The Pine Bluff Arsenal joins the Army's Johnston Atoll arsenal, located 800 miles southwest of Hawaii, and its Deseret Chemical Depot in Utah in totally destroying its VX stock, Greer said.

However, traces of the nerve agent remain in the tanks that held the liquid until its incineration, said David Reber, URS' general manager for the Pine Bluff cleanup.

"You can't quite get down to the bottom of the tank," Reber said. "We do some flushing and we treat that. That's ongoing right now."

Though mustard gas remains at the arsenal, it's the first time the depot has been free from "weaponized" nerve agents - those held in rockets and mines. The remaining mustard gas sits in large tanks, meaning the risk likely is contained within the arsenal's 13,000 acres, said Steve Lowrey, an executive with the Pine Bluff Chemical Activity office.

"There's no explosives associated with it like a weapon to help disperse it into the atmosphere," Lowrey said. "The only thing you'd be looking at is evaporation from what would relatively be a minor leak. ... The actual area for most events would probably never leave post."

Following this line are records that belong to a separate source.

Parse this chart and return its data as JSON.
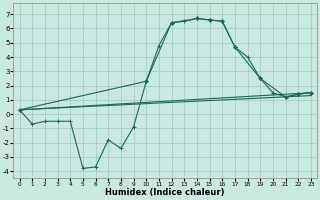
{
  "xlabel": "Humidex (Indice chaleur)",
  "background_color": "#c8e8e0",
  "grid_color": "#a0c8c0",
  "line_color": "#1a6b5a",
  "xlim": [
    -0.5,
    23.5
  ],
  "ylim": [
    -4.5,
    7.8
  ],
  "yticks": [
    -4,
    -3,
    -2,
    -1,
    0,
    1,
    2,
    3,
    4,
    5,
    6,
    7
  ],
  "xticks": [
    0,
    1,
    2,
    3,
    4,
    5,
    6,
    7,
    8,
    9,
    10,
    11,
    12,
    13,
    14,
    15,
    16,
    17,
    18,
    19,
    20,
    21,
    22,
    23
  ],
  "series_jagged": {
    "x": [
      0,
      1,
      2,
      3,
      4,
      5,
      6,
      7,
      8,
      9,
      10,
      11,
      12,
      13,
      14,
      15,
      16,
      17,
      18,
      19,
      20,
      21,
      22,
      23
    ],
    "y": [
      0.3,
      -0.7,
      -0.5,
      -0.5,
      -0.5,
      -3.8,
      -3.7,
      -1.8,
      -2.4,
      -0.9,
      2.3,
      4.8,
      6.4,
      6.5,
      6.7,
      6.6,
      6.5,
      4.7,
      4.0,
      2.5,
      1.5,
      1.2,
      1.4,
      1.5
    ]
  },
  "series_line1": {
    "x": [
      0,
      23
    ],
    "y": [
      0.3,
      1.5
    ]
  },
  "series_line2": {
    "x": [
      0,
      23
    ],
    "y": [
      0.3,
      1.3
    ]
  },
  "series_envelope": {
    "x": [
      0,
      10,
      12,
      14,
      15,
      16,
      17,
      19,
      21,
      22,
      23
    ],
    "y": [
      0.3,
      2.3,
      6.4,
      6.7,
      6.6,
      6.5,
      4.7,
      2.5,
      1.2,
      1.4,
      1.5
    ]
  }
}
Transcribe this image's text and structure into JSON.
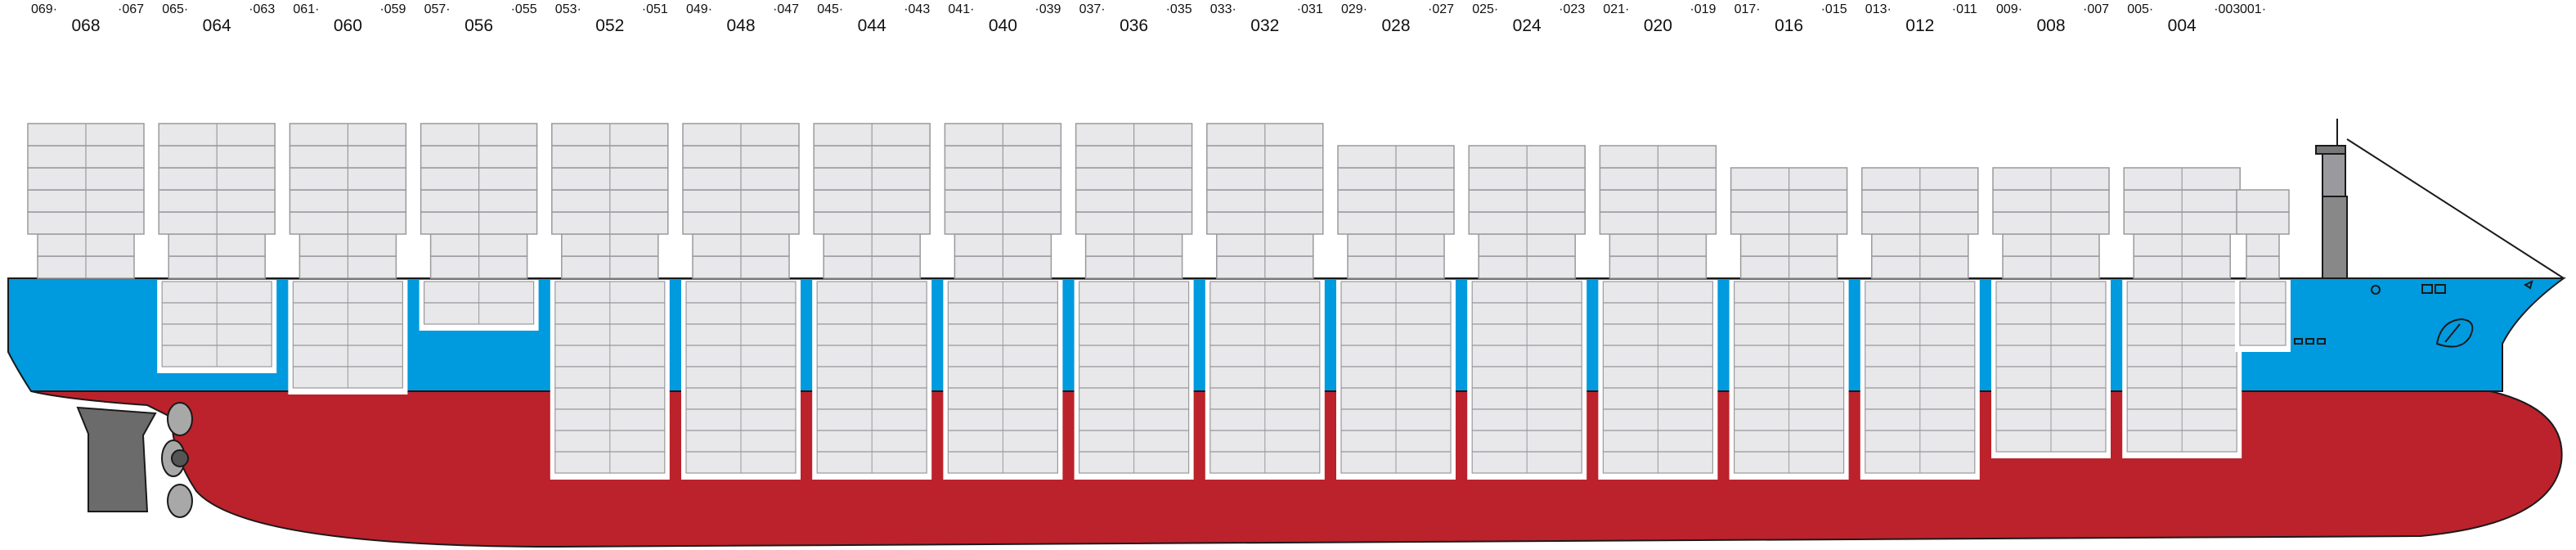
{
  "colors": {
    "hull_red": "#bc222b",
    "hull_blue": "#009ade",
    "container": "#e8e8ea",
    "container_line": "#9a9a9e",
    "hold_frame": "#ffffff",
    "outline": "#1a1a1a",
    "rudder": "#6b6b6b",
    "propeller": "#a8a8a8"
  },
  "bays": [
    {
      "main": "068",
      "fwd": "069",
      "aft": "067",
      "deck_tiers": 7,
      "hold_tiers": 0
    },
    {
      "main": "064",
      "fwd": "065",
      "aft": "063",
      "deck_tiers": 7,
      "hold_tiers": 4
    },
    {
      "main": "060",
      "fwd": "061",
      "aft": "059",
      "deck_tiers": 7,
      "hold_tiers": 5
    },
    {
      "main": "056",
      "fwd": "057",
      "aft": "055",
      "deck_tiers": 7,
      "hold_tiers": 2
    },
    {
      "main": "052",
      "fwd": "053",
      "aft": "051",
      "deck_tiers": 7,
      "hold_tiers": 9
    },
    {
      "main": "048",
      "fwd": "049",
      "aft": "047",
      "deck_tiers": 7,
      "hold_tiers": 9
    },
    {
      "main": "044",
      "fwd": "045",
      "aft": "043",
      "deck_tiers": 7,
      "hold_tiers": 9
    },
    {
      "main": "040",
      "fwd": "041",
      "aft": "039",
      "deck_tiers": 7,
      "hold_tiers": 9
    },
    {
      "main": "036",
      "fwd": "037",
      "aft": "035",
      "deck_tiers": 7,
      "hold_tiers": 9
    },
    {
      "main": "032",
      "fwd": "033",
      "aft": "031",
      "deck_tiers": 7,
      "hold_tiers": 9
    },
    {
      "main": "028",
      "fwd": "029",
      "aft": "027",
      "deck_tiers": 6,
      "hold_tiers": 9
    },
    {
      "main": "024",
      "fwd": "025",
      "aft": "023",
      "deck_tiers": 6,
      "hold_tiers": 9
    },
    {
      "main": "020",
      "fwd": "021",
      "aft": "019",
      "deck_tiers": 6,
      "hold_tiers": 9
    },
    {
      "main": "016",
      "fwd": "017",
      "aft": "015",
      "deck_tiers": 5,
      "hold_tiers": 9
    },
    {
      "main": "012",
      "fwd": "013",
      "aft": "011",
      "deck_tiers": 5,
      "hold_tiers": 9
    },
    {
      "main": "008",
      "fwd": "009",
      "aft": "007",
      "deck_tiers": 5,
      "hold_tiers": 8
    },
    {
      "main": "004",
      "fwd": "005",
      "aft": "003",
      "deck_tiers": 5,
      "hold_tiers": 8
    },
    {
      "main": "",
      "fwd": "001",
      "aft": "",
      "deck_tiers": 4,
      "hold_tiers": 3
    }
  ]
}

That's a change for an arsenal that once stored 3,850 tons of chemical weapons - 12 percent of the Army's entire stockpile. For years, the military's Chemical Stockpile Emergency Preparedness Program had planned evacuation routes for surrounding counties.

Lowrey said officials will redraw those evacuation maps and orders in concert with state emergency management officials as the arsenal's greatest threats have been destroyed. A spokeswoman for the state Department of Emergency Management said Monday she did not know how large the new radius of evacuation from the arsenal would be.

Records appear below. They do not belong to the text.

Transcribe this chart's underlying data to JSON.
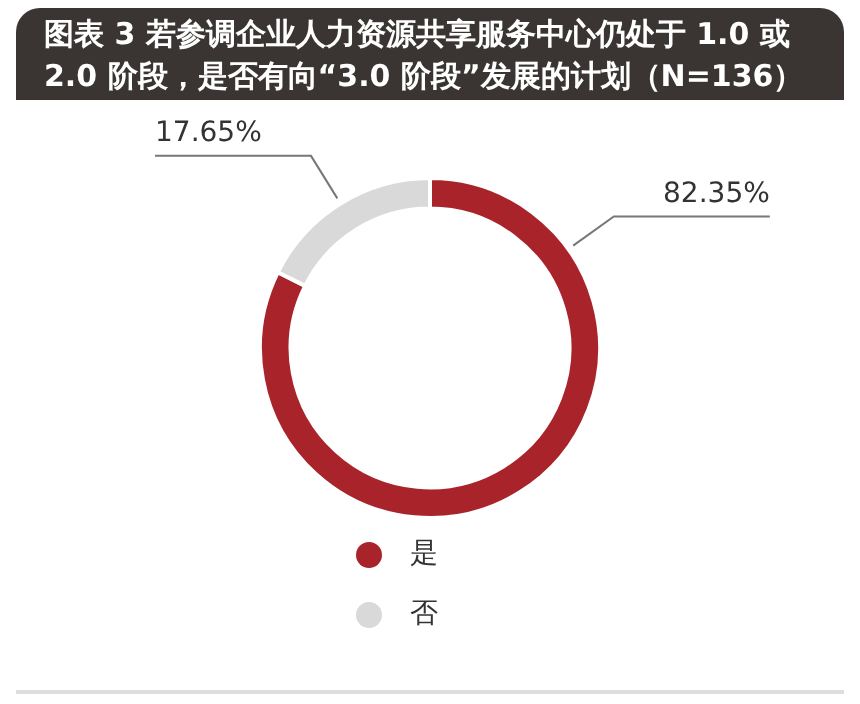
{
  "chart_data": {
    "type": "donut",
    "title": "图表 3 若参调企业人力资源共享服务中心仍处于 1.0 或 2.0 阶段，是否有向“3.0 阶段”发展的计划（N=136）",
    "categories": [
      "是",
      "否"
    ],
    "values": [
      82.35,
      17.65
    ],
    "colors": [
      "#a8232a",
      "#d9d9d9"
    ],
    "value_labels": [
      "82.35%",
      "17.65%"
    ],
    "legend": "bottom"
  }
}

Cold War-era rockets and other lethal weapons are set to be destroyed by 2017 at Blue Grass Army Depot in Richmond, Ky., to comply with an international treaty.

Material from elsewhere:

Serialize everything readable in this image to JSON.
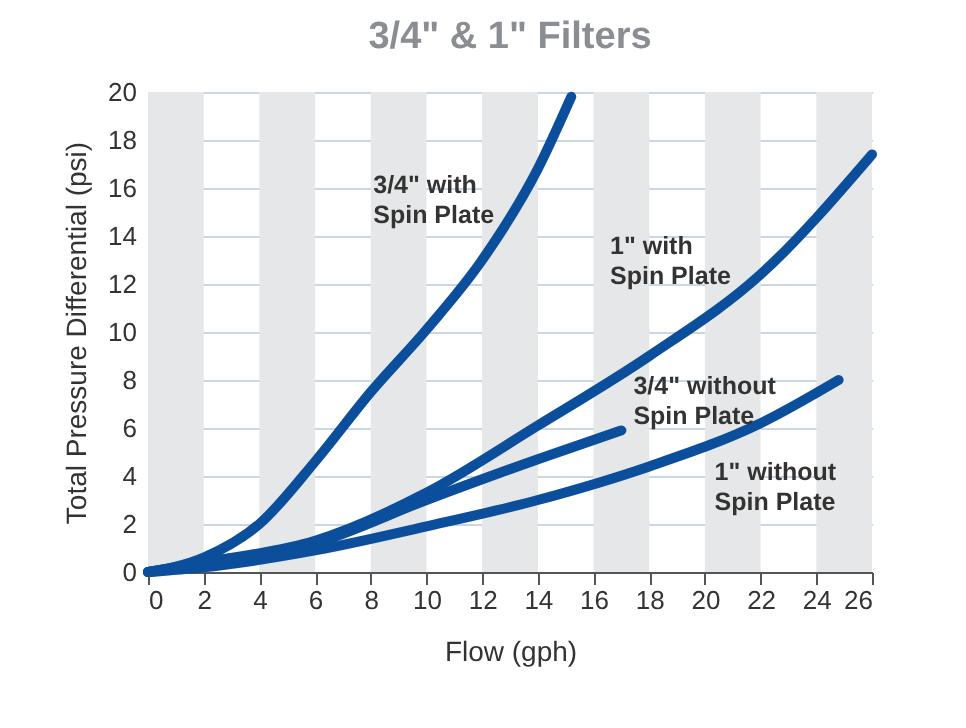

Reber said his company's 725 employees running the chemical incineration would retool their operation to handle destroying the mustard gas, a process he said would take about three years. It would be another two years to take apart the operation and clean the area used to destroy the chemical weapons, a process that would last until "we go down and put in dirt and grass and all that," Reber said.

At that point, Greer said those there will have "worked themselves out of a job." But he stressed the importance of completing that job in Pine Bluff, as well as at the six other sites where Army stored the weapons.

"My predecessor kind of coined that phrase ... that there was no more noble project in the world today than eliminating chemical weapons from not just this area, but from society," Greer said.